I would, however, argue that postmodernism's scepticism towards and complexification of the idea of filiation makes "bastardization" quite a good thing, but now I'm just showing off...

At the moment it looks like I'll be teaching 'Bloody Hell In America' in week 8, "History", along with Benjamin, Habermas, Eco and Spivak (this comes straight after Week 5 on Language/Spectacle, with Saussure, Lacan, Derrida, deBord and Baudrillard). Poor little students. But I'm still juggling.
 
 
alas
09:25 / 10.01.02
I hope this isn't too side-tracky, but I find Susan Bordo's book Unbearable Weight very smart and accessible to students--partly because she uses advertisements to explore issues of feminism, poststructuralism, and representation.

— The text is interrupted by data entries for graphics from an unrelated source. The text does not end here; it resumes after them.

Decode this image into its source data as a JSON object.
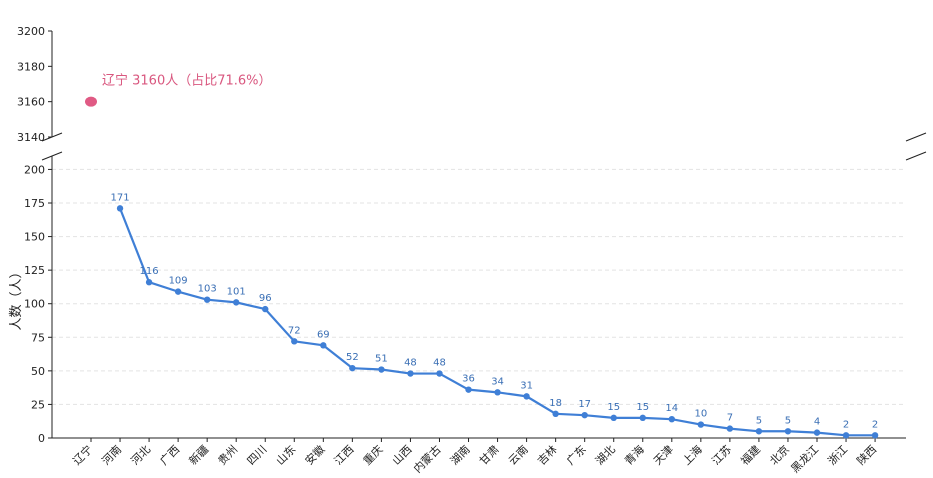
{
  "chart_data": {
    "type": "line",
    "ylabel": "人数（人）",
    "categories": [
      "辽宁",
      "河南",
      "河北",
      "广西",
      "新疆",
      "贵州",
      "四川",
      "山东",
      "安徽",
      "江西",
      "重庆",
      "山西",
      "内蒙古",
      "湖南",
      "甘肃",
      "云南",
      "吉林",
      "广东",
      "湖北",
      "青海",
      "天津",
      "上海",
      "江苏",
      "福建",
      "北京",
      "黑龙江",
      "浙江",
      "陕西"
    ],
    "series": [
      {
        "values": [
          null,
          171,
          116,
          109,
          103,
          101,
          96,
          72,
          69,
          52,
          51,
          48,
          48,
          36,
          34,
          31,
          18,
          17,
          15,
          15,
          14,
          10,
          7,
          5,
          5,
          4,
          2,
          2
        ],
        "color": "#3f7fd6"
      }
    ],
    "outlier": {
      "category": "辽宁",
      "value": 3160,
      "color": "#e05a84",
      "annotation": "辽宁 3160人（占比71.6%）"
    },
    "broken_axis": true,
    "upper_ylim": [
      3140,
      3200
    ],
    "upper_yticks": [
      3140,
      3160,
      3180,
      3200
    ],
    "lower_ylim": [
      0,
      210
    ],
    "lower_yticks": [
      0,
      25,
      50,
      75,
      100,
      125,
      150,
      175,
      200
    ],
    "grid": "horizontal-dashed",
    "legend": "none"
  }
}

In fact, one of her chapters offers a very cogent discussion of poststructuralism (I believe that's the term she focuses on, rather than postmodernism, but I could be wrong and don't have the book here to check) in the context of feminism, which is about the clearest thing I've read.

cheers, alas.
 
 
Jackie Susann
09:58 / 10.01.02
Please tell me the Benjamin they're going to read isn't the mechanical reproduction essay - it really annoys me the way so many people go on about that piece. 'Theses on the philosophy of history' would be better in a 'postmodern cultures' context, I reckon, or possible 'Critique of Violence' in terms of Bloody Hell in America.
 
 
Cat Chant
09:58 / 10.01.02
In the 'History' section they're getting 'Theses on the Philosophy of History', in the 'Reproduction' section they're getting the Work of Art, because I love it and I don't care what you say. I can't teach the critique of violence because I can't make head nor tail of it.

And thanks for the recommendation, alas: I'll see if I can find it anywhere. I do need more introductory-type books (and, oddly given my personal biasses, more feminism.)

[ 10-01-2002: Message edited by: Deva ]
 
 
grant
14:04 / 10.01.02
quote:Originally posted by Deva:
I'm going more towards philosophical problems of reproduction and relations to the past/the Other, and the sorts of ethical-political problems raised by the awareness that values are culturally constructed.


That Bobby Murray story...
Just sayin', is all....
 
 
SMS
00:41 / 11.01.02
If you get any really good essays on the Invisibles, you should talk to the student about sending them this way. Be interesting to read, and the Bomb could use some silling out.